Customers can submit a request form for backdoor service to the city if they meet certain criteria, such as being 75 or older, having a Georgia handicap parking permit, or proof of certain medical conditions.
The council also approved allocating $650,000 in federal COVID relief funds to purchase roll carts for every sanitation customer, replacing a patchwork system where some residents have city roll carts, while others have their own, non-city issued trash cans.
City Manager Bill Bruton noted that the new roll carts will be larger and hold more trash, reducing the need for frequent pickup.
Over time, Rice said the city could decrease labor costs by using roll carts. The carts can be lifted and emptied into a truck with a mechanical arm, which makes pickup a one-man job, instead of requiring three-man crews.
A new fee structure was approved to go along with the new roll carts.
The city's 32-gallon carts, currently priced at $22.75 per month, will be phased out and replaced with 48-gallon carts, which will be priced lower at $17.75 per month.
Two other sizes will also be available:
— 68-gallon carts, currently priced at $20.50 per month, will be increased to $22.75 per month;
— 96-gallon carts, currently priced at $22.75, will be raised to 27.75 per month.

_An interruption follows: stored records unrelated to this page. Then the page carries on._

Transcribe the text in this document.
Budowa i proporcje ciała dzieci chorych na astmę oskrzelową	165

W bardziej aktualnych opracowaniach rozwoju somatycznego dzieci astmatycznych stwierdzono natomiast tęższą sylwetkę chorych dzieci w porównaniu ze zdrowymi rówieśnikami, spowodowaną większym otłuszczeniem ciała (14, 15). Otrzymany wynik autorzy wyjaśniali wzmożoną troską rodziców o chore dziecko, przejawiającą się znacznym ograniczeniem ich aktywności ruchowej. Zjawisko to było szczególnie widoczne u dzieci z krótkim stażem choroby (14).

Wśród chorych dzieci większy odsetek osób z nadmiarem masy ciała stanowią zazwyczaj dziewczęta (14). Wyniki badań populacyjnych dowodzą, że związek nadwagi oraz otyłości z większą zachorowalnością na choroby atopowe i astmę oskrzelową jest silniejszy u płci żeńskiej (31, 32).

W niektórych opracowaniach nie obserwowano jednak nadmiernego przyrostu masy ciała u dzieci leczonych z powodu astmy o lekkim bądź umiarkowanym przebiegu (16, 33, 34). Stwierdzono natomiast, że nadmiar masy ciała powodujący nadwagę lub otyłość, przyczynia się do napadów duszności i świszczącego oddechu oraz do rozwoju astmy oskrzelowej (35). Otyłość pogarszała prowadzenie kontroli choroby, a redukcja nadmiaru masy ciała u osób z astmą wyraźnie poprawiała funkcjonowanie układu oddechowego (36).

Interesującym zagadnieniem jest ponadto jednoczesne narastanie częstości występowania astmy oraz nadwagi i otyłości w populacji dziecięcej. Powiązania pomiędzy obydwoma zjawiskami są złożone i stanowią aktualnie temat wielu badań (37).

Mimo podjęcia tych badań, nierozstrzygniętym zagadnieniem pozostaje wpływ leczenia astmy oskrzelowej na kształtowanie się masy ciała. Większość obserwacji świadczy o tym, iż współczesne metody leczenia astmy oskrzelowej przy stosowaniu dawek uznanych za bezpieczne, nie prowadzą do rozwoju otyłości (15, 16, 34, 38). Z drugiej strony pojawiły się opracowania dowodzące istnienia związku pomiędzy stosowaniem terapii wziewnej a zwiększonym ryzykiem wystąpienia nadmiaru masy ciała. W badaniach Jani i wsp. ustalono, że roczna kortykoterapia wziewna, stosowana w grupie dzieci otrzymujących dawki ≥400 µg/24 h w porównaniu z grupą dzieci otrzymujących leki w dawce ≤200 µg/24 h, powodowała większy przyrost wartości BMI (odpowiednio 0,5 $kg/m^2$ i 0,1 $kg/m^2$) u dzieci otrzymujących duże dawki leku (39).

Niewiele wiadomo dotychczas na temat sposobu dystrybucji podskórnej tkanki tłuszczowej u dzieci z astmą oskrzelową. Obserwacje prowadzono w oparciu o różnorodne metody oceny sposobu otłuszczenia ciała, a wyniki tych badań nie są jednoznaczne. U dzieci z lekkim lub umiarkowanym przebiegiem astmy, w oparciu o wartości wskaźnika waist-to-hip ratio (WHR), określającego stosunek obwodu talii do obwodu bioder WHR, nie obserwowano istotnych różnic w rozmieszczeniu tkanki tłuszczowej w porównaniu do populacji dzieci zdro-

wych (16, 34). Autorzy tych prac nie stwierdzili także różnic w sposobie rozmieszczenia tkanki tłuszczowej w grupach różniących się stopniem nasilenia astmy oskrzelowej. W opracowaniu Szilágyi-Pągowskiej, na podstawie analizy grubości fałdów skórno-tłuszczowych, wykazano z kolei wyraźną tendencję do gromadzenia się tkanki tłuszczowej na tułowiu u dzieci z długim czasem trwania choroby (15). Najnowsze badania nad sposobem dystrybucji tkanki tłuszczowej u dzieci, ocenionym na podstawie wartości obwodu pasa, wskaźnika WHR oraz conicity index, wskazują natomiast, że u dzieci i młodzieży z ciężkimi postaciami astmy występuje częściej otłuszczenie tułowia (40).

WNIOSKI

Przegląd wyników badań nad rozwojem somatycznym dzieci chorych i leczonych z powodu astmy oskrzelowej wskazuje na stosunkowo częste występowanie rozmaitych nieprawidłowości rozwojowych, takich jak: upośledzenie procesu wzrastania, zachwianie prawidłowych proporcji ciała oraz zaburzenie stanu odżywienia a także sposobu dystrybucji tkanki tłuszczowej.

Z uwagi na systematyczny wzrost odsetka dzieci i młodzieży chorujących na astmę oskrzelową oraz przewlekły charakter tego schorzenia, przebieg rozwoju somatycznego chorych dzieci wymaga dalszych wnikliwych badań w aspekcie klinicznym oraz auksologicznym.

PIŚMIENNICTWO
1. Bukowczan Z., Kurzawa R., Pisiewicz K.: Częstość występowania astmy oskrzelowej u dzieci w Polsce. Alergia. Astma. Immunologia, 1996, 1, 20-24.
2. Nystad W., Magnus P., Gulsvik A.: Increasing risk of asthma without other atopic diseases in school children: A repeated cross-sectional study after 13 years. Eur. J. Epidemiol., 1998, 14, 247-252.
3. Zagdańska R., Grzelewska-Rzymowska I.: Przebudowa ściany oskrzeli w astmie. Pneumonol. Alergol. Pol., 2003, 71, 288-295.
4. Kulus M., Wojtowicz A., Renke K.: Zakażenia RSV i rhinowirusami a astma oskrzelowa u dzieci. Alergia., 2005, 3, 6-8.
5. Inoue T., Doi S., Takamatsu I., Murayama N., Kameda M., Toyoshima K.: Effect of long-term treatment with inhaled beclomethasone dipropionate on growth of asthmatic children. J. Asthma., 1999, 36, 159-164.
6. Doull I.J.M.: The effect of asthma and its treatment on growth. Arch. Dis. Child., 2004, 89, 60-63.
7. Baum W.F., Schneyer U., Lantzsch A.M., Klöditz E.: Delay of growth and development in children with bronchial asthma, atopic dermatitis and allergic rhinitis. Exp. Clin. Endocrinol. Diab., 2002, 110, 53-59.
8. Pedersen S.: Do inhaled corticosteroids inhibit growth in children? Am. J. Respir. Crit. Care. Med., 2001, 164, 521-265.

The city also offers multiple carts for households that produce a high volume of garbage.
The trash service changes were approved unanimously at the council's July 13 meeting.
At the work session, council members also discussed the sanitation workers' wages. Sanitation workers received raises earlier this year as a result of the pay study the city conducted. According to Rice, starting wages used to be around $11 per hour, he said, and are now above $14 per hour.
"I think in the future we really need to look at the salary for our garbage collecting ... My wife and I were driving by somewhere, and we saw Zaxby's was paying $15 an hour," said Councilman Andre Sims.
Sims added that, while the city touts its benefits package to attract workers, many younger people are more concerned about take-home pay than health insurance.
Rice said that private sanitation companies are offering much better wages than the city, and having just as much trouble hiring people. That, he said, is why easing the demands put on workers may be more effective in addressing staffing problems.
"And I'm talking double or 2.5 times what we're paying right now. So, I don't know that putting a lot more money out there right now is going to help our situation," Rice said.
Rice spoke of a city job fair held recently which did not result in a single job application for the sanitation department. He also recalled a prospective employee who had gone through the hiring process, only to reject the city at the last minute, upon learning he would have to perform the backdoor service.
No changes to recycling
On the recycling front, Rice had proposed several cost-saving options for the council to consider, such as adding a $10 monthly fee or halting the service altogether, because of a "300%" increase in the cost of recycling over the past few years.
Two or three years ago, the city paid $15 per ton to dump its recycling at a private processing center (the city does not have its own recycling plant). That price jumped to $45 per ton, Rice said, and has now reached $60 per ton. Come spring, the price is scheduled to rise to $70 per ton.
By comparison, the city spends $36 per ton to dump its trash at a landfill, Rice said.
Rather than adding a fee or eliminating the service, council members decided to hold off and see how the sanitation department is faring in a year.
"I think we got a lot of green people in this world," Councilman Johnny Walker said. "I think if we just cut them off we'd have an awful lot of hurt on our hands."